В зале, наконец, стихло – появился поп Гапон в сопровождении мужчины лет сорока, как догадался Глебов, Рутенберга. Гапон тепло, по-отечески заботливо поприветствовал рабочих и стал выступать. Алексей некоторое время изучающе наблюдал за ним.
Густые темные волосы священника были зачесаны назад. Аккуратные усы, бородка клинышком на длинном лице. Несомненно, он имеет успех у женщин. Бесформенный нос сдвинут влево, явно когда-то Гапону основательно вдарили в лицо. Длинные руки, стоило их хозяину проявить эмоциональность, взмывали вверх. Он умело пользовался голосом, сводя его то к трубному гласу, то к трагическому шепоту, в котором, тем не менее, было слышно каждое слово. У него, несомненно, ораторский талант, отметил для себя Глебов.
Тем временем священник говорил о силе рабочего товарищества.
– В Сибири говорят, на медведя в одиночку ходить – только сирот плодить. Вы стоите перед ликом Христа каждый сам по себе. А вы возьмитесь за руки, и на душе у вас станет светлее и теплее. Всегда помните: все от Бога. Абсолютно все. Бог дарит нам радости, но Бог посылает нам и испытания.
Среди рабочих прошел одобрительный шумок.
– Вы спрашиваете меня, братья и сестры, откуда обездоленному человеку помощи ждать? Мой вам ответ, уповайте на Бога, уповайте и помогайте друг другу! Не ждите помощи от политиков. Вы знаете об эсдеках, называющих себя рабочей партией. Не верьте им, братья и сестры! Все они – евреи, иноверцы, не заслуживающие доверия! Знаете вы и об эсерах. Да, эсеры готовы делать полезное дело, но нарушают заповедь «не убий». Я же призываю вас, братья и сестры, молите Бога, молите, чтобы царь сам даровал вам, своему народу, лучшую жизнь…
Чем дольше Глебов слушал Гапона, тем больше понимал, что перед ним стоит самолюбивый тип. «Спрашиваете меня», «мой ответ», «я призываю» подчеркнуто звучали в его речи. Священник чрезмерно тщеславен и потому опасен.
Алексей посчитал, что с него лекций на сегодня хватит, и посмотрел на жену. Однако Лиза сделала вид, что не заметила его призыва удалиться.
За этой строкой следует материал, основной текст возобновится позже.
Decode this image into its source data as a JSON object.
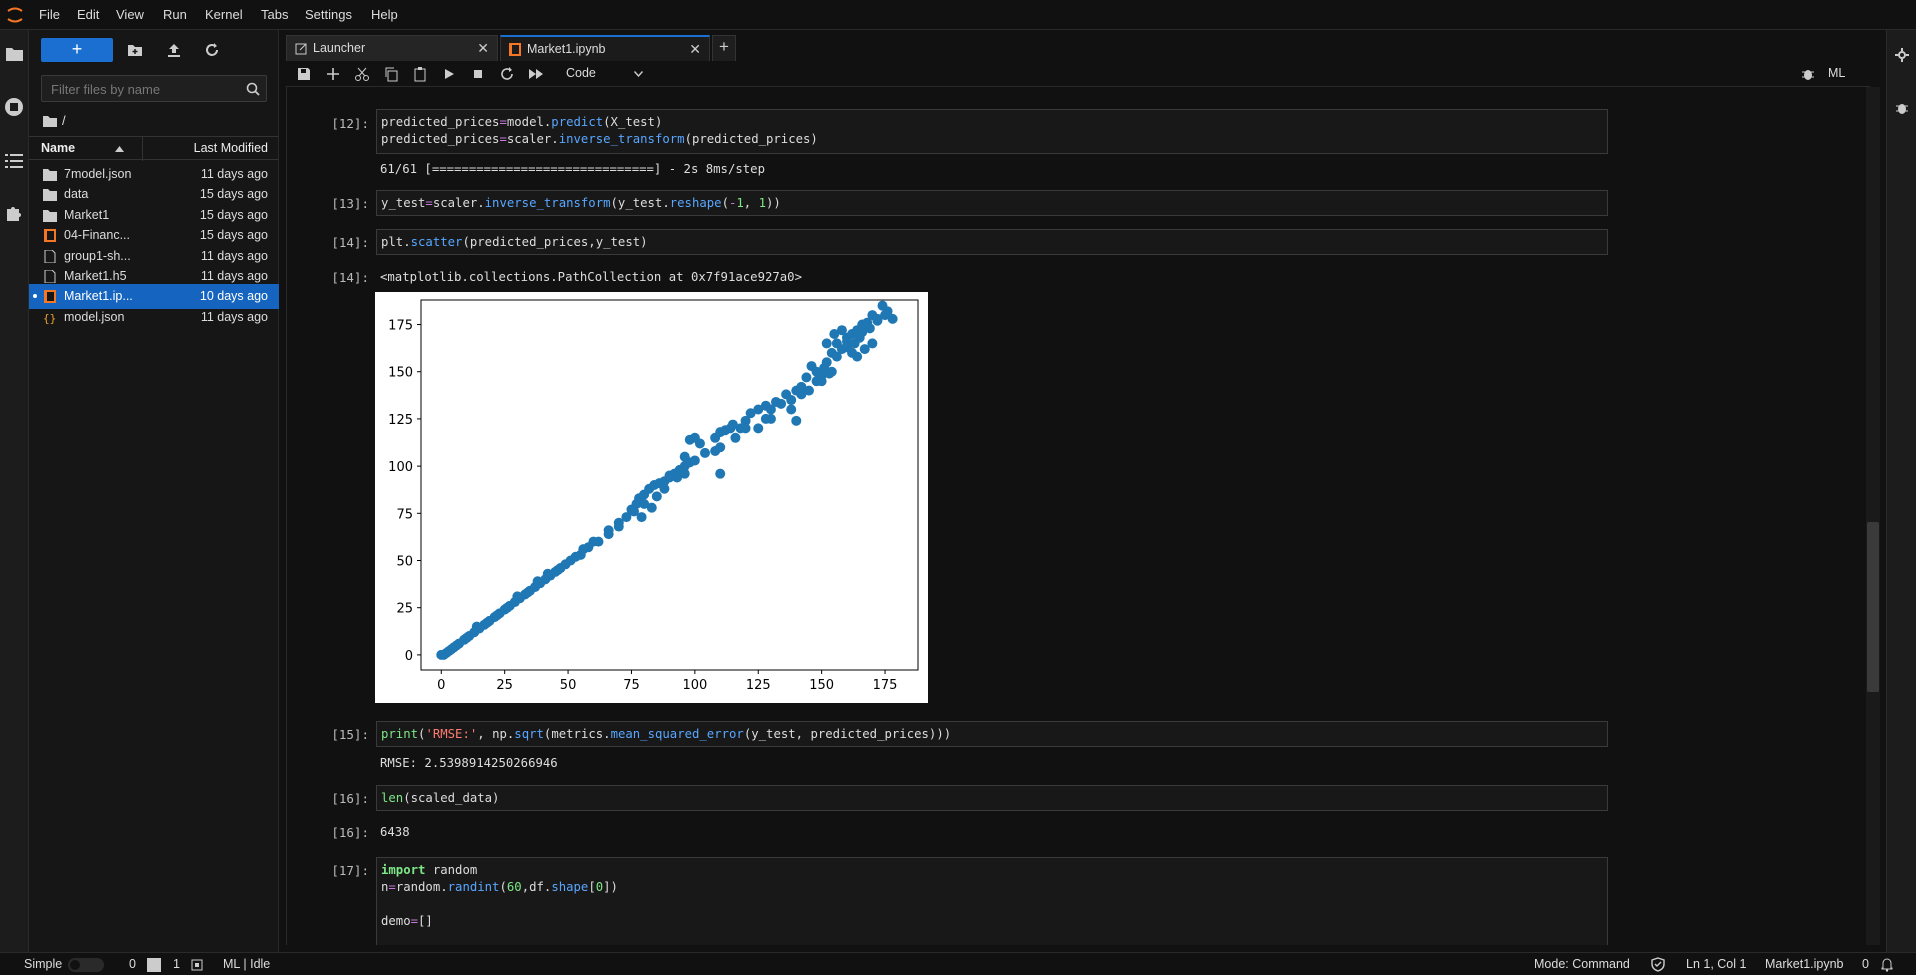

Глебов вздохнул. Желая спровоцировать соседа, он глянул в его сторону, но старик, привалившись бочком к стенке, прикорнул. Эх, значит, план с провокацией отпадает. Алексей искоса взглянул на Лизу. «Что же, прости, родная, обещание не сдержу». Он демонстративно зевнул, заерзал на месте, пытаясь устроиться поудобней. Даже расположился бочком к стене, как это сделал старик-сосед, осталось лишь заснуть с громким храпом.
Тем временем Лиза нервничала и злилась. Пару раз она локтем ударила Алексея в бок, чтобы он угомонился, но безуспешно. Когда же Гапон заговорил о том, что борется за лучшую жизнь для рабочих, чтобы не было среди них нищеты и голода, неожиданно и громко на все помещение раздался голос Глебова:
– Скажите, батюшка, что вы намерены сделать? За счет каких средств произойдет это улучшение жизни?
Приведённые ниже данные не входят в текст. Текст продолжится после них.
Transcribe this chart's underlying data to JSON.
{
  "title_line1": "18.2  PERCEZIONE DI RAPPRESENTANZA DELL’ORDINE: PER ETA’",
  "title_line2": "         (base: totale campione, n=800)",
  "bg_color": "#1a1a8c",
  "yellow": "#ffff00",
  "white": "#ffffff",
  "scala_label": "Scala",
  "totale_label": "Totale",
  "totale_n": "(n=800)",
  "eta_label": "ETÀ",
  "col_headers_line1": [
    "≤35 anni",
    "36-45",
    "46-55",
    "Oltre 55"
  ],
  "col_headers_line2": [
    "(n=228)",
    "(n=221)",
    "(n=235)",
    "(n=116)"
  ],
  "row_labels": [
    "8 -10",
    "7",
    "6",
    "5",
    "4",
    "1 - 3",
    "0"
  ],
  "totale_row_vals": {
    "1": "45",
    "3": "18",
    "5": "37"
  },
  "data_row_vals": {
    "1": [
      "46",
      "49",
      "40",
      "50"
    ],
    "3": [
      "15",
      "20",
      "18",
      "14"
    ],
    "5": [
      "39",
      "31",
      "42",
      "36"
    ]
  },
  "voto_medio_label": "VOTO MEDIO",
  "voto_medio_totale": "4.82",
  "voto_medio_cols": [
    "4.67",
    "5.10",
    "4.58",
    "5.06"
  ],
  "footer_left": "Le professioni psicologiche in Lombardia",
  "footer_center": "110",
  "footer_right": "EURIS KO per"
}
Лиза вздрогнула и замерла – все смотрели в их сторону. Даже старик проснулся. Многих вопрос чужака заинтересовал, стали перешептываться, кто одобрительно, кто раздраженно.
Гапон взглянул на Рутенберга и, после небольшой паузы, произнес:
– Надо заставить раскошелиться хозяев, наживающих состояние за счет тяжелого труда рабочих.
Глебов наклонился вперед.
– Батюшка, так этого же добиваются и социал-демократы, и эсеры. У эсдеков это называется «взять в свои руки средства производства», а затем и власть. А это значит, – Алексей сделал паузу, – «долой самодержавие».
Гапон побледнел. Кинул взгляд куда-то в угол зала. Затем посмотрел на Глебова. Толпа роптала.
– Самодержавие тут не причем, – заявил Гапон категорично. Но от Алексея не ускользнуло, что голос священника дрогнул, как и его уверенность в себе.
– Как же это не причем, – вошел в роль Глебов, – если Власть всеми силами охраняет существующий в государстве «беспорядок»?
Гапон кинул быстрый взгляд влево, и Алексей краем глаза заметил, как поднялся со своего места Филиппов. Рутенберг же продолжал внимательно наблюдать за Алексеем.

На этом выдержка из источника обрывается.